Rüya Nedir?
Rüyalar, uykunun belirli evrelerinde istemsizce oluşan görüntüler, düşünceler, duygular ve hisler dizisidir. Özellikle felsefi ve dini bilimsel araştırmalara rağmen rüyaların içeriği ve amacı kesin olarak anlaşılamamıştır. Rüyaları inceleyen bilim dalına oneiroloji denilmektedir.
Bir rüyanın uzunluğu birkaç saniye olabildiği gibi 30 dakikaya kadar ulaşabilmektedir. Uyku, uyku evreleri denilen birkaç bölümden oluşur. Uykunun rüya görülen evresine REM (Rapid Eye Movement) - HGH (Hızlı Göz Hareketi) denir. Bu evrede gözler hızlı hızlı hareket etemesinden dolayı bu isimi almıştır ve bu evrede uyanan insanların rüyalarını hatırlamaları daha olasıdır. Uykunun diğer evrelerinde de rüya görülebilir fakat diğer evrelerde görülen rüyalar daha zayıf ve daha az hatırlanabilirdir. Normal bir insan bir gecede üç ile beş adet arasında rüya görebilir. Bu adet yediye kadar çıkabilir ama maalesef rüyaların birçoğu hemen unutulur. Rüyalar gece ilerledikçe uzun sürme eğilimindedir. Çoğu rüya sekiz saatlik bir gecede uykunun iki saatlik REM evresinde meydana gelir.

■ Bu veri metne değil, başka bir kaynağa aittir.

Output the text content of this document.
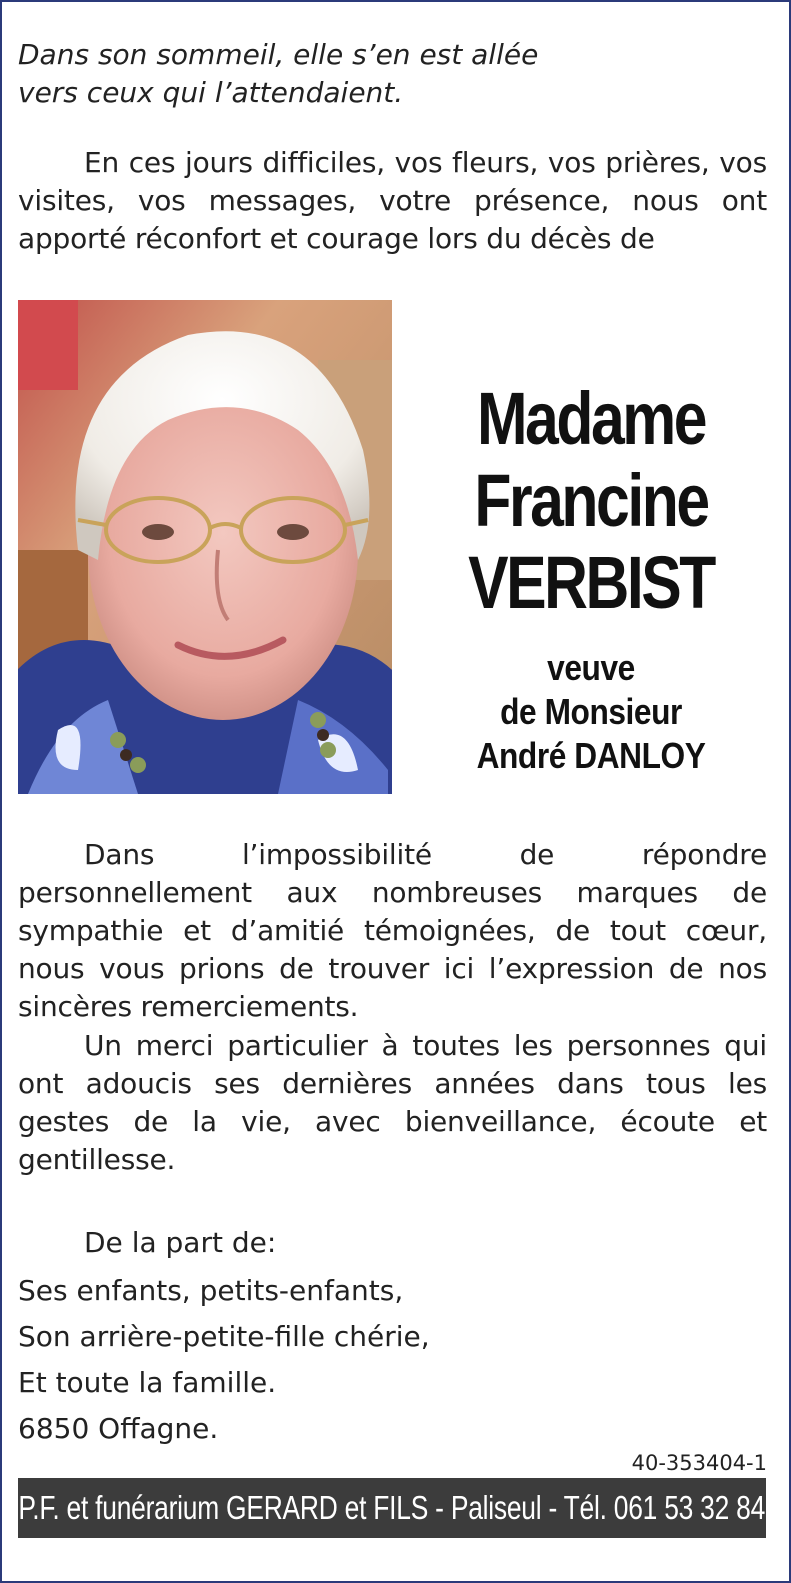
Dans son sommeil, elle s’en est allée
vers ceux qui l’attendaient.

En ces jours difficiles, vos fleurs, vos prières, vos visites, vos messages, votre présence, nous ont apporté réconfort et courage lors du décès de

Madame
Francine
VERBIST
veuve
de Monsieur
André DANLOY

Dans l’impossibilité de répondre personnellement aux nombreuses marques de sympathie et d’amitié témoignées, de tout cœur, nous vous prions de trouver ici l’expression de nos sincères remerciements.

Un merci particulier à toutes les personnes qui ont adoucis ses dernières années dans tous les gestes de la vie, avec bienveillance, écoute et gentillesse.

De la part de:
Ses enfants, petits-enfants,
Son arrière-petite-fille chérie,
Et toute la famille.
6850 Offagne.
40-353404-1
P.F. et funérarium GERARD et FILS - Paliseul - Tél. 061 53 32 84
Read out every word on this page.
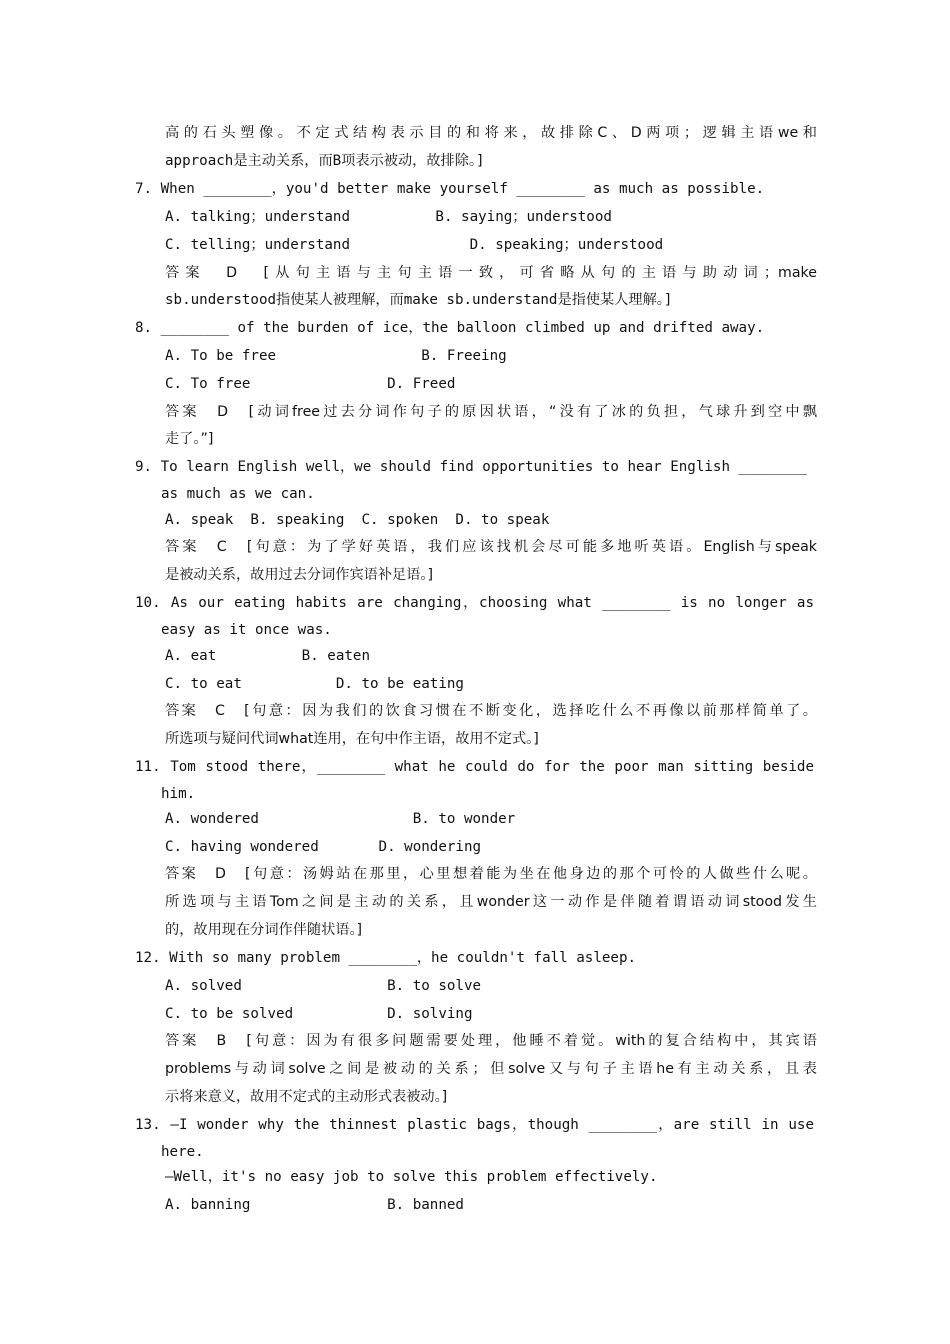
高的石头塑像。不定式结构表示目的和将来，故排除C、D两项；逻辑主语we和
approach是主动关系，而B项表示被动，故排除。]
7. When ________，you'd better make yourself ________ as much as possible.
A. talking；understand          B. saying；understood
C. telling；understand              D. speaking；understood
答案　D　[从句主语与主句主语一致，可省略从句的主语与助动词；make
sb.understood指使某人被理解，而make sb.understand是指使某人理解。]
8. ________ of the burden of ice，the balloon climbed up and drifted away.
A. To be free                 B. Freeing
C. To free                D. Freed
答案　D　[动词free过去分词作句子的原因状语，“没有了冰的负担，气球升到空中飘
走了。”]
9. To learn English well，we should find opportunities to hear English ________
as much as we can.
A. speak  B. speaking  C. spoken  D. to speak
答案　C　[句意：为了学好英语，我们应该找机会尽可能多地听英语。English与speak
是被动关系，故用过去分词作宾语补足语。]
10. As our eating habits are changing，choosing what ________ is no longer as
easy as it once was.
A. eat          B. eaten
C. to eat           D. to be eating
答案　C　[句意：因为我们的饮食习惯在不断变化，选择吃什么不再像以前那样简单了。
所选项与疑问代词what连用，在句中作主语，故用不定式。]
11. Tom stood there，________ what he could do for the poor man sitting beside
him.
A. wondered                  B. to wonder
C. having wondered       D. wondering
答案　D　[句意：汤姆站在那里，心里想着能为坐在他身边的那个可怜的人做些什么呢。
所选项与主语Tom之间是主动的关系，且wonder这一动作是伴随着谓语动词stood发生
的，故用现在分词作伴随状语。]
12. With so many problem ________，he couldn't fall asleep.
A. solved                 B. to solve
C. to be solved           D. solving
答案　B　[句意：因为有很多问题需要处理，他睡不着觉。with的复合结构中，其宾语
problems与动词solve之间是被动的关系；但solve又与句子主语he有主动关系，且表
示将来意义，故用不定式的主动形式表被动。]
13. —I wonder why the thinnest plastic bags，though ________，are still in use
here.
—Well，it's no easy job to solve this problem effectively.
A. banning                B. banned
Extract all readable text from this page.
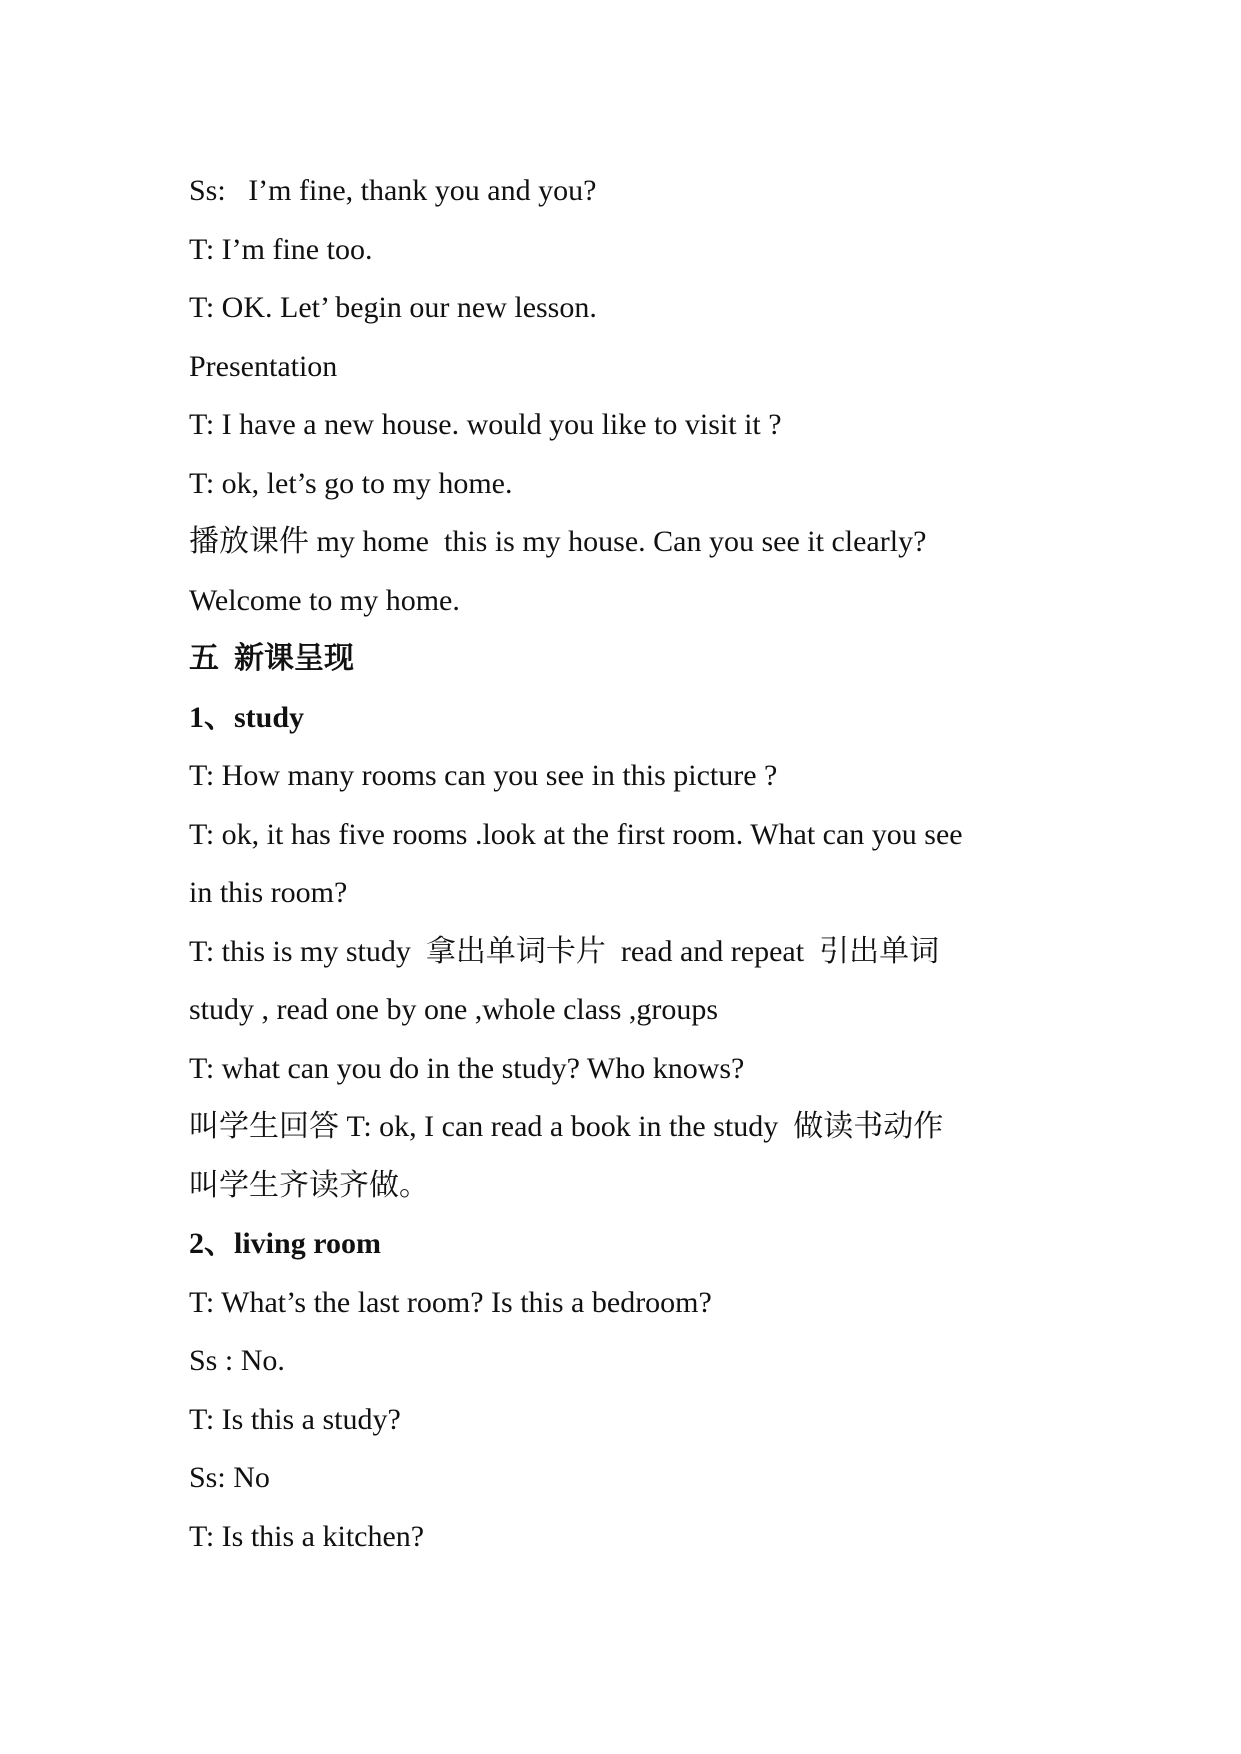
Ss:   I’m fine, thank you and you?
T: I’m fine too.
T: OK. Let’ begin our new lesson.
Presentation
T: I have a new house. would you like to visit it ?
T: ok, let’s go to my home.
播放课件 my home  this is my house. Can you see it clearly?
Welcome to my home.
五  新课呈现
1、study
T: How many rooms can you see in this picture ?
T: ok, it has five rooms .look at the first room. What can you see
in this room?
T: this is my study  拿出单词卡片  read and repeat  引出单词
study , read one by one ,whole class ,groups
T: what can you do in the study? Who knows?
叫学生回答 T: ok, I can read a book in the study  做读书动作
叫学生齐读齐做。
2、living room
T: What’s the last room? Is this a bedroom?
Ss : No.
T: Is this a study?
Ss: No
T: Is this a kitchen?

Çağımızda rüyalar bilinçaltımızla ilişkilendirilmiştir. Normal, sıradan, tuhaf ve aşırı gerçek üstü şeklinde değişkenlik gösterirler. Rüyalar heyecan verici, korkutucu, melankolik, büyülü, maceralı veya cinsel bir doğaya sahip olabilir. Rüyalardaki olaylar genelde kontrol dışıdır. Bazen rüyalar kişiye yaratıcı bir düşünce veya ilham verebilir.
Rüyaların anlamı hakkındaki görüşler zamana ve kültürlere bağlı olarak değişiklik göstermektedir. Tarihte rüyalarla ilgili ilk kayıtlar yaklaşık 5000 yıl öncesine aittir, bunlar Mezopotamya'da kil tabletler üzerine yazılmıştır. Yunan ve Roma dönemlerinde insanlar rüyaların tanrılardan veya ölülerden gelen ve geleceğe dair mesajlar içerdiklerine inanıyorladı.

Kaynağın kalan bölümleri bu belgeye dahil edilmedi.